Well, I’m over thirty now. My son’s seven – almost old enough to go to school on his own. Now all those festival friends I had aged 24 are now childless women over 30, desperate to have kids. I guess it really is a physical need in women, hopefully they’ll invent a pill for it some day.
“I met a guy in a bar,” says my friend, who is still – just – 29. “We’re going on a date tomorrow night.”
“Oh, great.”
“Yeah, he’s really cute. He’s a graphic designer or something. He’s a couple of years younger than me, though. 27. Listen, Jacinta. Do you think I should mention that I wanna have kids some day.”
“No! Are you mad? Are you actually insane?”
I guess I’m just a bad person. Now that Rico’s a big boy, well, almost, now I have almost as little sympathy for those childless thirtysomethings as I used to have for teen mums. And I know I’m being a hypocrite – because I know, if I’m honest, that had I not had Rico, I’d be burning, yearning to have a kid myself, and I know that because sometimes, when I see a baby in the street, I get this weird kind of ache in the inside of my elbows, and a hot pang – like breastmilk exploding – in my left tit.
But, still. I don’t think anyone approaching or over the age of thirty should plan on having kids.
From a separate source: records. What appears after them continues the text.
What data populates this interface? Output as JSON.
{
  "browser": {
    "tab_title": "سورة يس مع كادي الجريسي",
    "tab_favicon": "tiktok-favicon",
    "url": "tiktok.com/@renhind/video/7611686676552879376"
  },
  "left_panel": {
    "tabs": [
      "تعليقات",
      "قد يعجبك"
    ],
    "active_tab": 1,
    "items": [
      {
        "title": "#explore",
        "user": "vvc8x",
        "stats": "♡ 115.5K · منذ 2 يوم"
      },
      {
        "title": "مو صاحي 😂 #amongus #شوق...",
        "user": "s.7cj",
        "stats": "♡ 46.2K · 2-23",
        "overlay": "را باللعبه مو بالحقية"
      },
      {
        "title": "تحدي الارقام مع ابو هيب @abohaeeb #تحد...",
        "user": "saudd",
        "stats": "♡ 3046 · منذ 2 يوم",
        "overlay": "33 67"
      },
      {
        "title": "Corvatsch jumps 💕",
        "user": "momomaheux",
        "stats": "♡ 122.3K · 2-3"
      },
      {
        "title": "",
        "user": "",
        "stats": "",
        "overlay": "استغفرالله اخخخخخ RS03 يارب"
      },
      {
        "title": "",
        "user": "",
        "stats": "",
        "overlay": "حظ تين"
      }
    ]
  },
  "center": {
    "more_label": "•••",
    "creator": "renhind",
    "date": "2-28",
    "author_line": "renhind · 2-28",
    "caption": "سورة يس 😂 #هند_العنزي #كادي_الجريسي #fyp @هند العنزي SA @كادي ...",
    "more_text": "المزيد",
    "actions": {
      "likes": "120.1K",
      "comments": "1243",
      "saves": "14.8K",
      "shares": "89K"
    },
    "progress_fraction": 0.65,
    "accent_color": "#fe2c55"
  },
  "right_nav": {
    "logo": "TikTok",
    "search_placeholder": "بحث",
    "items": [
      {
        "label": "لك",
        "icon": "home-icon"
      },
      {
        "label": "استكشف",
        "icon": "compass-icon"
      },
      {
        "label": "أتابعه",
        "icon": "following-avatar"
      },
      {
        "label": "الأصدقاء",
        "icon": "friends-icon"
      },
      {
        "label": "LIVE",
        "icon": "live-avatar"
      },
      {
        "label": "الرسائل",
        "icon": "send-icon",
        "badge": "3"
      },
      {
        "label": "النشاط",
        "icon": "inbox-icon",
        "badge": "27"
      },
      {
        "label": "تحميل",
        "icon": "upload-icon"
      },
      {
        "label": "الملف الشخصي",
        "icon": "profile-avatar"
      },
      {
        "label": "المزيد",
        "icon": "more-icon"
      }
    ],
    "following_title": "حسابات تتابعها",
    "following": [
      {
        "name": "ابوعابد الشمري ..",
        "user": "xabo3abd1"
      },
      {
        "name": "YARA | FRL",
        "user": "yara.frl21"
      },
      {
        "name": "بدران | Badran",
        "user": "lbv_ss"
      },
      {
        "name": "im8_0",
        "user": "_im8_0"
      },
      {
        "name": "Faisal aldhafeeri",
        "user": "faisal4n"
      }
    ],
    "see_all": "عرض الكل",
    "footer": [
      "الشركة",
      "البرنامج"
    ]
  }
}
Men don’t want children. They don’t. That’s the sad, depressing fact. Especially white men. They do not want children. The only men who actually want children are Migrationshintergrund types, and they all get married at 22. German boys, British boys, American boys. They do not want children. They do NOT want children. They don’t want to have children. They don’t NEED kids. The best you can hope for is that one day a condom will go missing inside of you, and you’ll be too busy to go and get the Morning-After-Pill, and he won’t force you to have an abortion. But don’t count on it. Don’t plan on it. Don’t think about it, basically.
So, when’s the best time to have a baby? Whenever you do it, it’s always the wrong time, in a way. At 14 you’re way too young. At 24, you’re still too young. At 34, 44, you’re too old. No time is the right time, unless you’re Madonna. And, the sad truth is, we’re none of us Madonna. Leider. Just do it. Or, probably best of all, if you can ignore that half-ache in the inside of your elbows: don’t do it at all. It’ll be okay. In the long-run.